In the interest of our social contract, I feel it is my duty to share these. My “research subjects” (i.e. friends and confidants) call them, “Things you should never say to a woman when you’re naked in bed together and want sex.” A long title to be sure, but we were dealing with a specific situation and consequence. Remember, even if these seem obvious as no-no’s in the boudoir during happy time, these were brought up because someone didn’t think it was obvious once.
“Come here and wrap those huge thighs around me.”
It’s sometimes okay to say something like, “I’m gonna spank your fat ass,” if you say it in the right playful tone. As a general rule of thumb though, try to avoid saying things that make the woman feel “big” (even if she is and you like that sort of thing).
“But my last girlfriend liked doing that.”
Women don’t like having to compete in bed. If you think it’s bad to bring up a former girlfriend, try being polyamorous and bringing up a current one. Definitely not going to have much freaky time if you make this faux pas.
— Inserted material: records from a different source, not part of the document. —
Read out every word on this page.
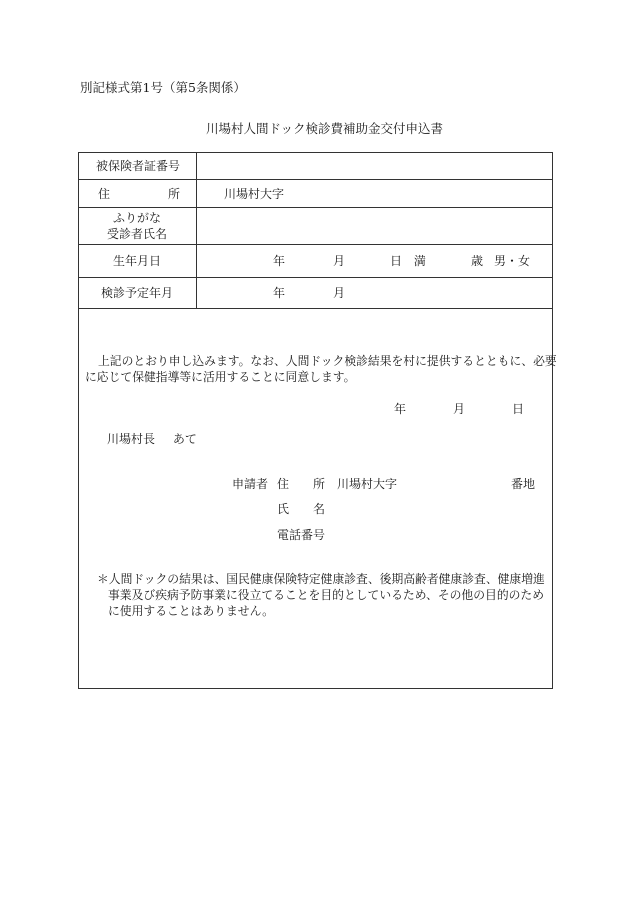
別記様式第1号（第5条関係）
川場村人間ドック検診費補助金交付申込書
被保険者証番号
住	所	川場村大字
ふりがな
受診者氏名
生年月日	年	月	日 満	歳 男・女
検診予定年月	年	月
上記のとおり申し込みます。なお、人間ドック検診結果を村に提供するとともに、必要
に応じて保健指導等に活用することに同意します。
年	月	日
川場村長 あて
申請者 住 所 川場村大字	番地
氏 名
電話番号
＊人間ドックの結果は、国民健康保険特定健康診査、後期高齢者健康診査、健康増進
事業及び疾病予防事業に役立てることを目的としているため、その他の目的のため
に使用することはありません。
“You taste (or smell) like you’re about to start your period.”
If you want to continue having cunnilingus in the future, just keep this one to yourself. She doesn’t want to hear about the annoying bodily function she’s about to suffer through and very few people like having nookie when they feel dirty.
“I think I just found your first gray pube.”
As a member of the male species, I’ll just apologize for the idiot who said this one. I’m just … flabbergasted.
“Your breasts are so much fun to play with… they feel like Play-Doh.”
Don’t let her know that you think of her as a plaything. I mean, we all know she is your plaything during sex… but you’re not supposed to let her know. And comparing her to a child’s toy is kinda obvious.
“First one to orgasm, wins!”
One of my friends was just horrified that her guy tried to make enjoying sex a competition. Another of my friends said she’d happily accept the challenge. But majority rules: who cares who’s first? Just enjoy the trip.
“You sound just like your mother.”
One, how does he know what your mother sounds like during sex? Second, why is he thinking of your mother at this moment?
“Aren’t we getting a little old for foreplay?”
The answer is no. You’re never too old for foreplay. And if you feel you are too old for foreplay, you’re probably too old for the sex too. So why are you there?
“Do I remind you of your father?”
A great lesson in saying things the right way. “Who’s your daddy?” is an acceptable playful banter. “Aye, poppy” is a classic sexy phrase. But she doesn’t want her partner to be thinking of her mom, nor does she want to literally think of her dad.
Hope this helps anyone who wants to add a little sexy talk to their romantic endeavors from making some very funny (in hindsight) mistakes.